In the filing to the Ninth Circuit Court of Appeals — which is reviewing the legal challenge to “Remain in Mexico” brought by the American Civil Liberties Union (ACLU) and other plaintiffs — the union of asylum officers said the program violates U.S. and international law because it places asylum seekers in dangerous circumstances.
“By forcing a vulnerable population to return to a hostile territory where they are likely to face persecution, the MPP abandons our tradition of providing a safe haven to the persecuted and –– violates our international and domestic legal obligations,” the amicus brief read.
Asylum officers, the filing argued, “should not be forced to honor departmental directives that are fundamentally contrary to the moral fabric of our Nation.”
Human Rights First FACT CHECK: Asylum Seekers Regularly Attend Immigration Court Hearings:
Recent data shows that asylum seekers continue to appear for immigration court proceedings at high rates. In fiscal year 2018, Department of Justice (DOJ) figures show that 89 percent of all asylum applicants attended their final court hearing to receive a decision on their application. When families and unaccompanied children have access to legal representation, the rate of compliance with immigration court obligations is nearly 98 percent.
Despite statistics showing that asylum seekers appear in immigration court at high rates, President Trump Administration has repeatedly falsely claimed that only 3 percent of asylum seekers and 2 percent of immigrants attend immigration court.
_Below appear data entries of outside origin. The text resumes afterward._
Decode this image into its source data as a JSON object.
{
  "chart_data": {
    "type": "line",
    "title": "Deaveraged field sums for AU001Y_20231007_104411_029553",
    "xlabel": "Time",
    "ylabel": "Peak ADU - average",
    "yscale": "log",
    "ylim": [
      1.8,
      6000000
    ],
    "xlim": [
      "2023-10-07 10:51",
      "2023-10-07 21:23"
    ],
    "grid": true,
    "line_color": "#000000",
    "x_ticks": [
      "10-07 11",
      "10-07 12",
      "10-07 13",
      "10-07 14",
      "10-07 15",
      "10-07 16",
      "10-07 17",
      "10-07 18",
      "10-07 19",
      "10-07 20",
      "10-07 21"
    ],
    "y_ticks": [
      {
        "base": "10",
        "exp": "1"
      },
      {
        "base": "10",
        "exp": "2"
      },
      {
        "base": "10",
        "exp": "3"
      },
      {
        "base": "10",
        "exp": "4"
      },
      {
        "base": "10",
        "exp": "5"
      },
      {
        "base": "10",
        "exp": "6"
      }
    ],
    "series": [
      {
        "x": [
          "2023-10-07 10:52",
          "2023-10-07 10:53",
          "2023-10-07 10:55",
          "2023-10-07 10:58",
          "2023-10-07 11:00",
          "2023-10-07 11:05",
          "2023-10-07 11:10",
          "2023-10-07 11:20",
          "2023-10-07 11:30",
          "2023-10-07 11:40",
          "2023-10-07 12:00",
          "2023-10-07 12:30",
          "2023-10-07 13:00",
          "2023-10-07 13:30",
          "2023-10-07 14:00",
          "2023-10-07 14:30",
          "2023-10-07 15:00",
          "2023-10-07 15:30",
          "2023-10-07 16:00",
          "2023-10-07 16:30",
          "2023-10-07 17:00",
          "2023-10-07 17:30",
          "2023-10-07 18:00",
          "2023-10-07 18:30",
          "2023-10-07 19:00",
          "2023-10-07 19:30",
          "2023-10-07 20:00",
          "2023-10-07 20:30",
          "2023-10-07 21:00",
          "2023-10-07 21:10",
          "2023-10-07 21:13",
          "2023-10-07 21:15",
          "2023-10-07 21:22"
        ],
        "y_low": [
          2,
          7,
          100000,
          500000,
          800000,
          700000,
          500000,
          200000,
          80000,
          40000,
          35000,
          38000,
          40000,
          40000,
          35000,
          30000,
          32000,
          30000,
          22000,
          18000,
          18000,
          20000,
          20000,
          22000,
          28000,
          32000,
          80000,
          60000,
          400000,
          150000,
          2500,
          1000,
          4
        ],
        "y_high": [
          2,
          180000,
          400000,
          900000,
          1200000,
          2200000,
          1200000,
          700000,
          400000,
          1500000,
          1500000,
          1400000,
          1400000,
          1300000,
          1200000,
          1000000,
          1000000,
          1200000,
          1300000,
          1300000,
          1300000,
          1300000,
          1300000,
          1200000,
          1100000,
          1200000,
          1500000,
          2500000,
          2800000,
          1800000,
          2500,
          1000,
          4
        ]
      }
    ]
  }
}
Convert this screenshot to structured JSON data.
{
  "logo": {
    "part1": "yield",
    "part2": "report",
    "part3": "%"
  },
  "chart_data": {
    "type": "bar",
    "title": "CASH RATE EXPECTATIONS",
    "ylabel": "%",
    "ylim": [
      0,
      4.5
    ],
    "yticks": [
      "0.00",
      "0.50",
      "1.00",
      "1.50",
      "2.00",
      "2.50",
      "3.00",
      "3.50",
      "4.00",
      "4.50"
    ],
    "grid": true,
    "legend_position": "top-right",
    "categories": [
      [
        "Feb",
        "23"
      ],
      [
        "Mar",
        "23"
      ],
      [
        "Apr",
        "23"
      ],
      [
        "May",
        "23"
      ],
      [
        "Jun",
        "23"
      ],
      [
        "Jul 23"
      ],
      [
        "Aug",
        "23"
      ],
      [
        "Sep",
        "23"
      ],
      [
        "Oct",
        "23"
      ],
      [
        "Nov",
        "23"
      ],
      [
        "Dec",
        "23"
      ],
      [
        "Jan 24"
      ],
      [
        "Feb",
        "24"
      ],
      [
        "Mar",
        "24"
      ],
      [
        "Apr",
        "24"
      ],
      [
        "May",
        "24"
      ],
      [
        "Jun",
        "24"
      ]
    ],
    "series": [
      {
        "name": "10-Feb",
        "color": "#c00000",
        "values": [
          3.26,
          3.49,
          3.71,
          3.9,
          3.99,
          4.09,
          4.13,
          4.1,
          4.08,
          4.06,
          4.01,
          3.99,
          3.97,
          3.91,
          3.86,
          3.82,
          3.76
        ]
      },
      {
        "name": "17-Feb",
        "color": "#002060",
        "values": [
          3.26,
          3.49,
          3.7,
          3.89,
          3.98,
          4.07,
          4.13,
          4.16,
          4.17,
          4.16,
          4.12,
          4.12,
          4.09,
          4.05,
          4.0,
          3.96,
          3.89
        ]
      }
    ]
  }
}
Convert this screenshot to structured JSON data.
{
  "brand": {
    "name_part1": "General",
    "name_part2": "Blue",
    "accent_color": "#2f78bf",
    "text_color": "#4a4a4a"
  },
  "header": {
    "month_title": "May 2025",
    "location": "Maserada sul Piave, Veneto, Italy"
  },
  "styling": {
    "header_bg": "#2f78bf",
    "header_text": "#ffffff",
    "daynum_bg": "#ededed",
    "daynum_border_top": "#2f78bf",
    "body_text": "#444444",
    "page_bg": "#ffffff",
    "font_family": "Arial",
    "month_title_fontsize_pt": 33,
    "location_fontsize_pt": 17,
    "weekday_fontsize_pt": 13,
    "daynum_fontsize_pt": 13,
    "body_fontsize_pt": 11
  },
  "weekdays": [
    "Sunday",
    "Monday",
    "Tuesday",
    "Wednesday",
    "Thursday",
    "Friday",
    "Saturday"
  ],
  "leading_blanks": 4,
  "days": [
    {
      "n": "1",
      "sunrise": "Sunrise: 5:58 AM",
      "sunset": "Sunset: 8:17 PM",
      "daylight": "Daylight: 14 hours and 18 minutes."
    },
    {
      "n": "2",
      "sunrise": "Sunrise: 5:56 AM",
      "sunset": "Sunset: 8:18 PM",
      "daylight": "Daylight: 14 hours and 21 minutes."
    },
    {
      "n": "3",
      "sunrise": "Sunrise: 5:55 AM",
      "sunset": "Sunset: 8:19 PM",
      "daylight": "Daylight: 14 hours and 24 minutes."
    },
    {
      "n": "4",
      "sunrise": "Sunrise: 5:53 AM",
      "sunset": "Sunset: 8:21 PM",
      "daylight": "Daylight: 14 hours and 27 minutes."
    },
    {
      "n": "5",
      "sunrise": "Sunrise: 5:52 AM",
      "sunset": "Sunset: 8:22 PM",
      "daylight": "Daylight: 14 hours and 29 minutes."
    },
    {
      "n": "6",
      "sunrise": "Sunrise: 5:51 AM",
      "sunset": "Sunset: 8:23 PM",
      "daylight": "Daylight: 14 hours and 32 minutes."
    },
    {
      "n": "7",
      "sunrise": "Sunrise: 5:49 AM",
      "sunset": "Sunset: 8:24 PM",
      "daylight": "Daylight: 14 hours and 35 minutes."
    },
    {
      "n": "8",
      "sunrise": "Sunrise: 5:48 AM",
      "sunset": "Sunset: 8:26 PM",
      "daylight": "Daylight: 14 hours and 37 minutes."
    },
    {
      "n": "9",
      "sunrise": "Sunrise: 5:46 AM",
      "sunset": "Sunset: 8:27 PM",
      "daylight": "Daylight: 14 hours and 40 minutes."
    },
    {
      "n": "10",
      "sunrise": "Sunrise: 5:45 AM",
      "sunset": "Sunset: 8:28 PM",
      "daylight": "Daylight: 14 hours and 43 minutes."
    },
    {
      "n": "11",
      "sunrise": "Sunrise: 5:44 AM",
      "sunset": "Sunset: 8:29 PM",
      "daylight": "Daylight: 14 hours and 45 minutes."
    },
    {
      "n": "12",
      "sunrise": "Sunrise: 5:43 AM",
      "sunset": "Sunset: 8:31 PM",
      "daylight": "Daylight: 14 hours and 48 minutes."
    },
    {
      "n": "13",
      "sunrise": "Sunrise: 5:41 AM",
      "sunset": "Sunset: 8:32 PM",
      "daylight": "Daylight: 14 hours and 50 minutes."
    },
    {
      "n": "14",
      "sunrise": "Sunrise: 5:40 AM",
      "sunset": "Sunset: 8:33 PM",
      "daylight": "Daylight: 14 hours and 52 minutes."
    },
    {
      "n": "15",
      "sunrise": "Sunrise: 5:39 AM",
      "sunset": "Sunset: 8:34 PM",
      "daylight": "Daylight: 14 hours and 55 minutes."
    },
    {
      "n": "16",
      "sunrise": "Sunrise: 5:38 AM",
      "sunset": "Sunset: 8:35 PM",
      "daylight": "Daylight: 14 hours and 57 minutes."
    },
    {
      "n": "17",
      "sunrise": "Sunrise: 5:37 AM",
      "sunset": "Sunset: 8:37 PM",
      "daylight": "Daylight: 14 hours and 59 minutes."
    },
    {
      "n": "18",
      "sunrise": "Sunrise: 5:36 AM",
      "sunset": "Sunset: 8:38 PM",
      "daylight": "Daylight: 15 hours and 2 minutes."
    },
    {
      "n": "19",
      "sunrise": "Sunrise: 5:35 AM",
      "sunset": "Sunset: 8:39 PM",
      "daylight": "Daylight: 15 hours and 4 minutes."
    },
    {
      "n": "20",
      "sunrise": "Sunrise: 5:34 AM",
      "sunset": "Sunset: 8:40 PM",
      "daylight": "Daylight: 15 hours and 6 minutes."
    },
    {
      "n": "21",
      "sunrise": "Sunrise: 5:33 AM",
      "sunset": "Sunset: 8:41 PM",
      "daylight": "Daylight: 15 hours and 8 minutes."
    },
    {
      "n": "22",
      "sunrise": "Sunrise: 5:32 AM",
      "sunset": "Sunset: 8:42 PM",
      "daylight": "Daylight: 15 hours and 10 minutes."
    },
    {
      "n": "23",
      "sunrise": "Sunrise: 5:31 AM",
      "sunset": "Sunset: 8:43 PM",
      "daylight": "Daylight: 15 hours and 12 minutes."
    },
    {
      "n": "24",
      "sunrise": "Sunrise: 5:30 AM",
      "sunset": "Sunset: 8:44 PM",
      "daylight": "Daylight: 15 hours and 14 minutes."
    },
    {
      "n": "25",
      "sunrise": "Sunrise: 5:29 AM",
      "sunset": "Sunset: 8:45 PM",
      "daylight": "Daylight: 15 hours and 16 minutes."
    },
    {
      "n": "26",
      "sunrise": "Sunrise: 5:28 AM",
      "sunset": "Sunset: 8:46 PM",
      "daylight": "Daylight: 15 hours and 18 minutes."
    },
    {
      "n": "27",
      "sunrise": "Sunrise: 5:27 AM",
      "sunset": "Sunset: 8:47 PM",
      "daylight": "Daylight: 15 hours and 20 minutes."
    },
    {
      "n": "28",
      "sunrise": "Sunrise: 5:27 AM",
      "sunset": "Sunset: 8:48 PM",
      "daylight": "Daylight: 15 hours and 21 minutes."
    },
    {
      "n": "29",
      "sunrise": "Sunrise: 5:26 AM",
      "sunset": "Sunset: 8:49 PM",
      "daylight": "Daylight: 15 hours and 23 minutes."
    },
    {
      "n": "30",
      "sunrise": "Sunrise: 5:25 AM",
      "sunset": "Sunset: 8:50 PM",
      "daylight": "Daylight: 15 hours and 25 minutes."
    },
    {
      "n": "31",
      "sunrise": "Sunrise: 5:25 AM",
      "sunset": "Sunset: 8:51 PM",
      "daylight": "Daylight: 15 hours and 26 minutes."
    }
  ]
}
Secretary of Homeland Security Kirstjen Nielsen stated that asylum seekers “more than not” fail to appear in immigration court.
The Trump Administration erroneously claims asylum seekers skip court hearings in an attempt to further their deceptive narrative of the asylum system as a “loophole” exploited by individuals with meritless claims to enter the United States and “disappear into the economy.” Indeed, the administration’s so-called Migration Protection Protocols plan, also known as ‘Remain in Mexico,’ is premised upon the idea that asylum seekers do not show up to court. These false claims ignore the political repression and violence that forces people to flee their countries amidst the world’s worst refugee crisis.
Which brings me to the knee-jerk reactionary primal scream of every anti-immigrant white nationalist racist who says in response to concerns raised over the mistreatment and abuse of migrants in ICE detention facilities: “open borders!” It’s like Tourettes syndrome.
I am not aware of any elected Democrats who have advocated for “open borders.” What they have advocated for is effective high-tech border security, not Trump’s medieval vanity project of a “big beautiful wall” on the Mexico border; comprehensive immigration reform, which has been blocked by Republicans in Congress for years (because they would rather have the immigrant boogeyman to campaign on with their anti-immigrant white nationalist base); and a “Marshall Plan” for Central America that addresses economic, political, environmental and law enforcement needs to restore stability to these countries in order to reduce the outflow of desperate migrants.
I am not aware that Rep. Kavanagh has recently expressed any concerns for the health, safety or welfare of migrants being held in migrant detention facilities — many of these facilities operated by private prison companies, his campaign contributors — in particular the children who have been separated from their families under Trump’s intentionally cruel child separation policy. Or the recent report of sexual abuse of minors and retaliation against detainees in Yuma. Where is the demand for an immediate investigation? Where is the humanity and basic human decency and compassion?